Right now I'm beating you to Miller time, Rec (although I don't like Miller, so I'm drinking Carling Light, Canada's laughingstock brew). Then I'm gonna beat you to the leftover meatloaf in our little cottage fridge here. And then I'm gonna beat you to bed (Big Brother should be aroused by that overnight footage! All ZZZ and no XXX!), 'cause I have to get up at 4:00, drink a few cups of black coffee, and hit the road at the earliest twilight for my thrice-weekly penance (no, I'm not really Catholic).
But do keep up your surveillance of surveillance! I'm depending on you, brother!
That's an impressive schedule there, corrocamino! And you're right, you've beaten me to all those fine things. I don't begrudge you them, either.
As for keeping up surveillance of surveillance, how about the Parrot AR.Drone, for all your civilian airborne snooping needs. It's not a weapons platform (yet), but it sounds and [ame=http://www.youtube.com/watch?v=V3KrFV0-WFw]looks[/ame] like it might be just the thing to keep an eye on those who're keeping an eye on you. The only thing, as somebody elsewhere mentioned, is that it'll make those ipad/iphone types just that little bit more insufferable.
On February 4th, the U.S. Navy X-47B UCAV (unmanned combat air vehicle) made its first flight. It was three years ago that the navy rolled out its first combat UAV; the 15 ton X-47B. This pilotless aircraft has a wingspan of 20 meters/62 feet (whose outer 5 meter/15 foot portions fold up to save space on the carrier). It carries a two ton payload and will be able to stay in the air for twelve hours. The U.S. is far ahead of other nations in UCAV development, and this is energizing activity in Russia, Europe and China to develop similar aircraft.

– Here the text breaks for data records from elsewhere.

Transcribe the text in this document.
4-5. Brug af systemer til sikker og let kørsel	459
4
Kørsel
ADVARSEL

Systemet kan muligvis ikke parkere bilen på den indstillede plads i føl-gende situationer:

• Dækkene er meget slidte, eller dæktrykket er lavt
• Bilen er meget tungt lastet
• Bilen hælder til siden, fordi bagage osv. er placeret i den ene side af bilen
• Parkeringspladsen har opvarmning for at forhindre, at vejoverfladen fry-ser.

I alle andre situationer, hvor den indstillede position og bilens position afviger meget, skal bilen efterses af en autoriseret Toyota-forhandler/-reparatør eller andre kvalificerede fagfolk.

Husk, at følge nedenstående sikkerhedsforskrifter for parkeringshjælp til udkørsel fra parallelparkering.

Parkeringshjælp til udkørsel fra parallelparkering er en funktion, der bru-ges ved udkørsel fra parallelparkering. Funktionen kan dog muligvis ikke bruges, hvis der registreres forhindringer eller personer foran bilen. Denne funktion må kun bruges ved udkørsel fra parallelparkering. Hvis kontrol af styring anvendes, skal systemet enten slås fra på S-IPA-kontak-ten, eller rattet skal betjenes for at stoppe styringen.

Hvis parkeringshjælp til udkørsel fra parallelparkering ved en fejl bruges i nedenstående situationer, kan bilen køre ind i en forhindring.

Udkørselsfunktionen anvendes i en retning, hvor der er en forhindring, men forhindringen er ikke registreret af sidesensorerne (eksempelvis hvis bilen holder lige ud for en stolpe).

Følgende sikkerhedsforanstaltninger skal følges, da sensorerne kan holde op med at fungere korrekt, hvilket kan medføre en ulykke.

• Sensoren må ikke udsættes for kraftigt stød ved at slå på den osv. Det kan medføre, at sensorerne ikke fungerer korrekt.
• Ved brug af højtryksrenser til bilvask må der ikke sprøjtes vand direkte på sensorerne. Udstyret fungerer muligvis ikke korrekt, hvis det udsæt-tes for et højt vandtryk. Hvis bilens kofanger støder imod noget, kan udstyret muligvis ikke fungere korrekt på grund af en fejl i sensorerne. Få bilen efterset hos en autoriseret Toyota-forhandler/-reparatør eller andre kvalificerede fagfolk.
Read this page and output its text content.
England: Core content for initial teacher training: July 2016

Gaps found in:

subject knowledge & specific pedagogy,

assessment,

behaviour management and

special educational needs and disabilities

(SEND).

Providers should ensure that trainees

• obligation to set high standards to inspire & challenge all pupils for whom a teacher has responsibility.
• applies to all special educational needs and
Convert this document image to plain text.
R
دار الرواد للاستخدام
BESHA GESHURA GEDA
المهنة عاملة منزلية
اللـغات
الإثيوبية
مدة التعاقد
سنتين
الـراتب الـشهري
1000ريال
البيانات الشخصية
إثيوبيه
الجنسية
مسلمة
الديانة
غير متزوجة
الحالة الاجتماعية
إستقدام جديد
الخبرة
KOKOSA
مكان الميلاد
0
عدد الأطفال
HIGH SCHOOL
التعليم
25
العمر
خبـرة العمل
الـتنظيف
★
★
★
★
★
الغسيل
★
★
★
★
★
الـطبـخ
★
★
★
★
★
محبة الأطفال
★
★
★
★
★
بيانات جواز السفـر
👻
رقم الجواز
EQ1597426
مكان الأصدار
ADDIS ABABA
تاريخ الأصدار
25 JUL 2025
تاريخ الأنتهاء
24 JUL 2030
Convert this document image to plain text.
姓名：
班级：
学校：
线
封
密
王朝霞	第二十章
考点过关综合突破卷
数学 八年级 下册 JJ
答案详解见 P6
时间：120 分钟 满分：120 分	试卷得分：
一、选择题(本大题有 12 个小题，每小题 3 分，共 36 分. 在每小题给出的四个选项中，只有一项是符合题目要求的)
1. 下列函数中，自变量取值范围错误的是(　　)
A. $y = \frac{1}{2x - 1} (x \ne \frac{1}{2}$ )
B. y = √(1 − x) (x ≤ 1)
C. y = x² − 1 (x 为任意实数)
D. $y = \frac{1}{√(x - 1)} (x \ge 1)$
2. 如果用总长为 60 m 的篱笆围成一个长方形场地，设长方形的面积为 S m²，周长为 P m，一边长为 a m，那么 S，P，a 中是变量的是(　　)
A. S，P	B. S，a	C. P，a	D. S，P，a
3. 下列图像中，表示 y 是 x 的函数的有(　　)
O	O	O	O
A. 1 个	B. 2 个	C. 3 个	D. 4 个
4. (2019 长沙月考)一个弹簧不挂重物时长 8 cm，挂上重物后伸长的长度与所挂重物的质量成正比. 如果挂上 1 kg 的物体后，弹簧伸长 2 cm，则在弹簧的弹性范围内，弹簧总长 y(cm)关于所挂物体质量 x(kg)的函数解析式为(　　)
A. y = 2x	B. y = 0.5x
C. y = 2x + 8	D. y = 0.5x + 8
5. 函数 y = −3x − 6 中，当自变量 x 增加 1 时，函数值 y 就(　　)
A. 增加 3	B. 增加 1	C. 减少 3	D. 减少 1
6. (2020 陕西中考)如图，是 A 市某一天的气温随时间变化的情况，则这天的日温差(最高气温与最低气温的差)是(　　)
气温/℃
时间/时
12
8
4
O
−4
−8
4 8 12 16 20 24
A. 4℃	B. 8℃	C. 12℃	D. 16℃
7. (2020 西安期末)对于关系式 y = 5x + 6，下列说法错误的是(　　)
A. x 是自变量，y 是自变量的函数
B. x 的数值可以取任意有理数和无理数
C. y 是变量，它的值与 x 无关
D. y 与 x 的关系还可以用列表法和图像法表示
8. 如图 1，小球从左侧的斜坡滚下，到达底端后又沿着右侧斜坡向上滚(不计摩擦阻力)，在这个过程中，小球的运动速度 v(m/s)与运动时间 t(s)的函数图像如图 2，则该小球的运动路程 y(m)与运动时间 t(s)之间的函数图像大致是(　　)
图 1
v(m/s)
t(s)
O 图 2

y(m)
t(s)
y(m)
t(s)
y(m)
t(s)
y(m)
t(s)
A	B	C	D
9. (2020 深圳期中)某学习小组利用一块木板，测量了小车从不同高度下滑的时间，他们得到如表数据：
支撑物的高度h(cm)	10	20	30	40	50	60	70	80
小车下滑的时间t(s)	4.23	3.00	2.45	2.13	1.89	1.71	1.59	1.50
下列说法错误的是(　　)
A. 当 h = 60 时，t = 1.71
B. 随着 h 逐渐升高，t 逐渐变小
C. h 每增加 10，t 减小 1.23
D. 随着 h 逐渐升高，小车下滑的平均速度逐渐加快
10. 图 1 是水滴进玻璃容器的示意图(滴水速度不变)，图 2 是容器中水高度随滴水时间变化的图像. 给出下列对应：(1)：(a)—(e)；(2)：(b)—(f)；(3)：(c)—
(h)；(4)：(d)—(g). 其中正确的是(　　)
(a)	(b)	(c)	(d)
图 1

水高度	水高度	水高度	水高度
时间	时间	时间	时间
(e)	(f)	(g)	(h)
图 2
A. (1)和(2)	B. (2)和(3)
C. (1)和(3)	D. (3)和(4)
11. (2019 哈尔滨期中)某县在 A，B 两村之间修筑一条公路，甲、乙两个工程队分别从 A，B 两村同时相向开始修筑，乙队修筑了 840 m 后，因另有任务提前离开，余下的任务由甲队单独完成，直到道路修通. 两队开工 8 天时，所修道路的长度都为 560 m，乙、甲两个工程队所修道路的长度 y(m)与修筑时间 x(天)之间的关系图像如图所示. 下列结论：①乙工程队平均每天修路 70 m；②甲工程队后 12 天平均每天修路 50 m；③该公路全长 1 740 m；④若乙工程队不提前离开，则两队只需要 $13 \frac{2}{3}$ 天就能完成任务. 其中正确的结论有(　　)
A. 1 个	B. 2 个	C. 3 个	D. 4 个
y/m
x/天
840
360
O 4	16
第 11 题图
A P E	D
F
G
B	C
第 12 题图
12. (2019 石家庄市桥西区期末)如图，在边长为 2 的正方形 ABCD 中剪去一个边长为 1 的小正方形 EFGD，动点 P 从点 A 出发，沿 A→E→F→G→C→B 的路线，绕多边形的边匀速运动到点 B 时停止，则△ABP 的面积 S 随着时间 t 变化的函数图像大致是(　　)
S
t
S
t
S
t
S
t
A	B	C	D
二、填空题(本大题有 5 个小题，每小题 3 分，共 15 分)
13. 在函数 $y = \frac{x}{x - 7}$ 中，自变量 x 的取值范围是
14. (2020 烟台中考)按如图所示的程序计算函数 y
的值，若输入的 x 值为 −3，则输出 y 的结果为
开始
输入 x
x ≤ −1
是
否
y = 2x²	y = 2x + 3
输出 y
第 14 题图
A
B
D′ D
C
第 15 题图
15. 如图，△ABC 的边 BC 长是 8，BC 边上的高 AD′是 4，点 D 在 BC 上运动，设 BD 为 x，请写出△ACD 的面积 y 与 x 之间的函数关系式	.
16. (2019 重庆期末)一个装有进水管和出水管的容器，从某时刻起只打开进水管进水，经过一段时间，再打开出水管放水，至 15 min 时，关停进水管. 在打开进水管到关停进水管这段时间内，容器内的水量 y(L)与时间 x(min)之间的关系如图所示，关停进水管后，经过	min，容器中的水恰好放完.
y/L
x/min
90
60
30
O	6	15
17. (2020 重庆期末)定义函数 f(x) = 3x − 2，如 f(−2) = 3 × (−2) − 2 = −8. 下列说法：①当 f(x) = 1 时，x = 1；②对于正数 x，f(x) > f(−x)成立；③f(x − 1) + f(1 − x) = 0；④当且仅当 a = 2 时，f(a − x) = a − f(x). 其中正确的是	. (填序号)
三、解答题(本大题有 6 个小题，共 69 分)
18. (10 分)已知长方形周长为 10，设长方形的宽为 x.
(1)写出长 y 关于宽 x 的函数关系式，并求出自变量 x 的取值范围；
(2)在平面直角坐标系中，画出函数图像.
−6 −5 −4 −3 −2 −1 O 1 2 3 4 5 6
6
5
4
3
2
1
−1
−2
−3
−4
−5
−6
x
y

Five years ago, the Pentagon was on cusp of an air-combat revolution. For a few brief, heady months in late 2005, it looked like the U.S. military might soon launch full-scale development of a new class of fast, lethal Unmanned Aerial Vehicles eventually capable of replacing all kinds of fighter jets, from the older F-15s, F-16s and F-18s to the latest F-22s.
But the revolution fizzled when the Air Force abandoned its share of the so-called Joint Unmanned Combat Air System effort. Manned jets continued to dominate, culminating in today’s mammoth, $300-billion F-35 program.
The embers of upheaval kept burning, almost invisibly. The technology from the 2005 effort survived in various forms, slowly maturing amid a growing demand for combat UAVs. Today, no fewer than three separate killer drone designs — two of them direct descendants of the original J-UCAS demonstrators — have converged on two airfields in California for flight tests.
...And just for the hell of it, an interesting story from last December about a surveillance drone that crashed in El Paso. Why is this interesting? Well, it was a Mexican aircraft.
Mexican Attorney General spokeswoman Rocio Torres denied her country's involvement with the drone Friday, but later in the day, another Mexican official said the drone was being operated by the Ministry of Public Security and was following a target at the time of the mechanical malfunction.